Earlier in this chapter, we saw that evolutionary mechanisms can be classified in two broad categories: mechanisms that alter the frequencies (relative abundances) of traits within populations, and mechanisms that produce new heritable traits in individual organisms. The population-influencing mechanisms—natural selection, sexual selection, genetic drift, and gene flow—are well-understood, and there is strong evidence for all four of these processes. Mathematical models and statistical techniques have been developed to study their effects.An important example is the Hardy-Weinberg equation, developed in the early 20th century by mathematician Godfrey Hardy and physician Wilhelm Weinberg. The equation describes the expected relative frequencies of alleles in a large population in “equilibrium,” that is, when the effects of selective pressures and other evolutionary mechanisms are negligible. In other words, the equation describes what to expect (in the statistical frequencies of alleles) when a population isn’t evolving.
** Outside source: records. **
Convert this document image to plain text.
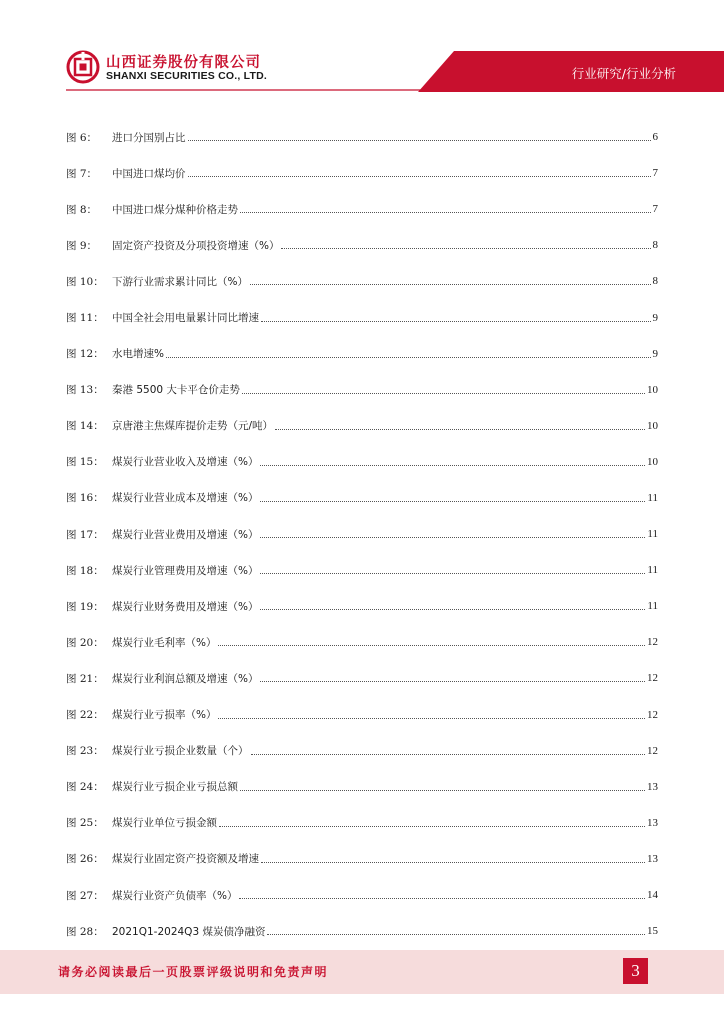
山西证券股份有限公司
SHANXI SECURITIES CO., LTD.	行业研究/行业分析
图 6：	进口分国别占比	6
图 7：	中国进口煤均价	7
图 8：	中国进口煤分煤种价格走势	7
图 9：	固定资产投资及分项投资增速（%）	8
图 10： 下游行业需求累计同比（%）	8
图 11： 中国全社会用电量累计同比增速	9
图 12： 水电增速%	9
图 13： 秦港 5500 大卡平仓价走势	10
图 14： 京唐港主焦煤库提价走势（元/吨）	10
图 15： 煤炭行业营业收入及增速（%）	10
图 16： 煤炭行业营业成本及增速（%）	11
图 17： 煤炭行业营业费用及增速（%）	11
图 18： 煤炭行业管理费用及增速（%）	11
图 19： 煤炭行业财务费用及增速（%）	11
图 20： 煤炭行业毛利率（%）	12
图 21： 煤炭行业利润总额及增速（%）	12
图 22： 煤炭行业亏损率（%）	12
图 23： 煤炭行业亏损企业数量（个）	12
图 24： 煤炭行业亏损企业亏损总额	13
图 25： 煤炭行业单位亏损金额	13
图 26： 煤炭行业固定资产投资额及增速	13
图 27： 煤炭行业资产负债率（%）	14
图 28： 2021Q1-2024Q3 煤炭债净融资	15
请务必阅读最后一页股票评级说明和免责声明	3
So, observed deviations from the Hardy-Weinberg equilibrium can be used to determine which genes are presently undergoing evolutionary change in a population. Some models have been quite successful, accurately predicting trends in laboratory experiments (e.g. experiments involving populations of fruit flies) and in wild animal populations.
Turning to the other category, we considered possible mechanisms by which new heritable traits might arise. The ideas involving epigenetics, evo-devo, and symbiogenesis are somewhat speculative but at least plausible. More importantly, there are at least two known mechanisms by which new traits can arise: mutation and genetic recombination. Genetic recombination obviously occurs, as demonstrated in Mendel’s experiments. Mutation also occurs frequently, as seen in the Long Term Evolution Experiment and innumerable other studies. So, there are numerous plausible mechanisms by which life could evolve, and there is abundant evidence that many of these processes do occur frequently. These facts make significant evolutionary change (macroevolution) seem inevitable, especially if life has been around for billions of years.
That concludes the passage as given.